Bild: Carl Cheng: „Erosion Machine No. 4“, (1969-2020); Courtesy the artist…
Es sind Bilder, die gut hierher ins südniederländische Maastricht passen.
Luftaufnahmen einer Landschaft, dicht besiedelt hier, stark agrarisiert
dort – die schmalen Feldflächen abgesteckt in Grün, Beige und Braun. Keine
Fotografien sind es, wie sich aus der Nähe herausstellt, sondern Collagen
aus technischen Gegenständen. Die sinnliche Anziehungskraft von Festplatten
ist ein doppelter Schrecken, aber auch lustig.

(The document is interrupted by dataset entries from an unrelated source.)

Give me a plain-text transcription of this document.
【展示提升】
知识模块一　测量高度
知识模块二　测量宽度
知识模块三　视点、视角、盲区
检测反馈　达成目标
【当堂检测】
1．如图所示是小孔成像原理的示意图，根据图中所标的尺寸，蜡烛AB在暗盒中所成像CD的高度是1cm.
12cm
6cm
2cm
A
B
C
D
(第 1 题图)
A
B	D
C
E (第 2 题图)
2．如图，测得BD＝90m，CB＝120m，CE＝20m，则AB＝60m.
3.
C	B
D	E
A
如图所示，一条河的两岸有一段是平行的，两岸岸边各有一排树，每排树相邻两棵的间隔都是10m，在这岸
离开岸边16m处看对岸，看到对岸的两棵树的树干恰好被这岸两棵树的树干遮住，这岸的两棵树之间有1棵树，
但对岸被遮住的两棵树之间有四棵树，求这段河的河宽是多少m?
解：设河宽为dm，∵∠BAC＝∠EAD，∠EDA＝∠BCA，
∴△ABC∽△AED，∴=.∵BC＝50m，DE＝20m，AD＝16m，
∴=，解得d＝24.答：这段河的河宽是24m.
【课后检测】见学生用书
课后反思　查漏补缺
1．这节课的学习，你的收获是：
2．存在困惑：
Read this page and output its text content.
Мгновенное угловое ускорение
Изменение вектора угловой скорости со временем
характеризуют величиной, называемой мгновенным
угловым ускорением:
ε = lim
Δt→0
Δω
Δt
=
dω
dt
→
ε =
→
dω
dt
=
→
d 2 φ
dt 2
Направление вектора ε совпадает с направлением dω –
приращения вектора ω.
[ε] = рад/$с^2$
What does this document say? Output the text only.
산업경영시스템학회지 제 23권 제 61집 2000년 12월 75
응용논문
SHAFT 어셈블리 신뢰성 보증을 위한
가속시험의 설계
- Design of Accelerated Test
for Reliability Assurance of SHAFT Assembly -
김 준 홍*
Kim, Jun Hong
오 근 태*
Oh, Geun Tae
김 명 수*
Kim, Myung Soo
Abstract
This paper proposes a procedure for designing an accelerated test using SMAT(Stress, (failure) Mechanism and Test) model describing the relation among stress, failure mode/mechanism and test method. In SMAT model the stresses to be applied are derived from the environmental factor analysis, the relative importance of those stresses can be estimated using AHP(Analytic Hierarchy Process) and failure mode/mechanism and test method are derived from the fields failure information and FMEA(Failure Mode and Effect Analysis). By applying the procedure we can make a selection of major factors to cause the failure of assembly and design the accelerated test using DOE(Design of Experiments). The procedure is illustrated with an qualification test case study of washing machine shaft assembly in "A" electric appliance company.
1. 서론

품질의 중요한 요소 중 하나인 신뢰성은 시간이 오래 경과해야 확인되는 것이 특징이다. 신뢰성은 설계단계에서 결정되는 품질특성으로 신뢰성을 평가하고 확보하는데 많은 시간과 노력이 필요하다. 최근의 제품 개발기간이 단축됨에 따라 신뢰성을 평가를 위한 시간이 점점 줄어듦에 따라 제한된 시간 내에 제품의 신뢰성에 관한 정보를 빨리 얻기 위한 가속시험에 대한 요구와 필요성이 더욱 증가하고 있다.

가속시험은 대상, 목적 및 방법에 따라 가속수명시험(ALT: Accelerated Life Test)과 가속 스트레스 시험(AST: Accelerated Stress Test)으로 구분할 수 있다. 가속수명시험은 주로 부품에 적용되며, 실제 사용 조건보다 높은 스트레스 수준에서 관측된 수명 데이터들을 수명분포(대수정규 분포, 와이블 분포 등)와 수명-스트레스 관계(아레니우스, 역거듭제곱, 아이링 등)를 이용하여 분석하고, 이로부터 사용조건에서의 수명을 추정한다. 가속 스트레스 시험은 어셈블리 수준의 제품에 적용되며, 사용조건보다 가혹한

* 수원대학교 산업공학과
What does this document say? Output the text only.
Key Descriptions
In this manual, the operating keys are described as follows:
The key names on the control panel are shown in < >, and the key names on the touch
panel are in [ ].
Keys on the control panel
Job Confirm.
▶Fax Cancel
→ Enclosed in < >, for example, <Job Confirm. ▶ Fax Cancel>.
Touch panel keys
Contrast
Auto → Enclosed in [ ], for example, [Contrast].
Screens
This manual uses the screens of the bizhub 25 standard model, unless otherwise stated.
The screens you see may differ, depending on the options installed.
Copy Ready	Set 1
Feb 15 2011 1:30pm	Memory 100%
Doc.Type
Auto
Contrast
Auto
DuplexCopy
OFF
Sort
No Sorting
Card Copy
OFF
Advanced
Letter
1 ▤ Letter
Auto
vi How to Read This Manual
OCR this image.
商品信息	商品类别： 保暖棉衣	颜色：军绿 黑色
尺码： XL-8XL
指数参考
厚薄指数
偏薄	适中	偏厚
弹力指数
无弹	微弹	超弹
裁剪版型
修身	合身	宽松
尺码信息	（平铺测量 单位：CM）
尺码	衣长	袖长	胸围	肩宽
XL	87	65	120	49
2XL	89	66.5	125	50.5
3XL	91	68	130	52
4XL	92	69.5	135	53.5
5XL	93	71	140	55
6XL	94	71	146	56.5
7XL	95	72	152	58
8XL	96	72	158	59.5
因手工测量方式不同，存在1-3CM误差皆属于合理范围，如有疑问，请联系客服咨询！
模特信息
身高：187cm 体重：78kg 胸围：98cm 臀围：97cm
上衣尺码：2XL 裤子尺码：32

Das [1][Bonnefanten-Museum in Maastricht] zeigt „Nature Never Loses“, die
erste große Retrospektive von Carl Cheng, 1942 als Fu Kong Cheng in San
Francisco geboren. Für einen unterkomplexen Naturbegriff, wie er seit
einigen Jahren durch die Ausstellungsräume geistert, wäre Cheng aber
vermutlich nicht zu haben.
Seine Kunst kreist um eine viel schlichtere, dabei aber paradoxe Tatsache:
Der Mensch ist notwendig Teil dieser Natur. Dabei scheint es sie im Zweifel
gar nicht zu stören, ob es den Menschen gibt oder nicht. In diesem Sinne
ließe sich Natur vielleicht als letztgültiges objektives Realitätsprinzip
begreifen. Weshalb der Künstler, Schriftsteller und Erfinder Carl Cheng
dafür plädiert, sie eben nicht als Gegner zu betrachten.
## Das Bonsai-Labor
Auch [2][die Landschaften gehen vorüber], weiß Cheng, den das
Prozesshafte, Vergehende immer interessierte. Aber gerade deshalb sind sie
ja auch aktiv veränderbar. Aberwitzige Formen lässt er den Pflanzen in
seinem „Bonsai Laboratory“ angedeihen, die hier fotografisch dokumentiert
sind. Die Bewusstwerdung der menschlichen Gestaltung, so spielerisch wie
konkret vorgeführt. Wenn die Natur niemals verliert, wie sieht es dann mit
den menschengemachten Landschaften und Artefakten aus?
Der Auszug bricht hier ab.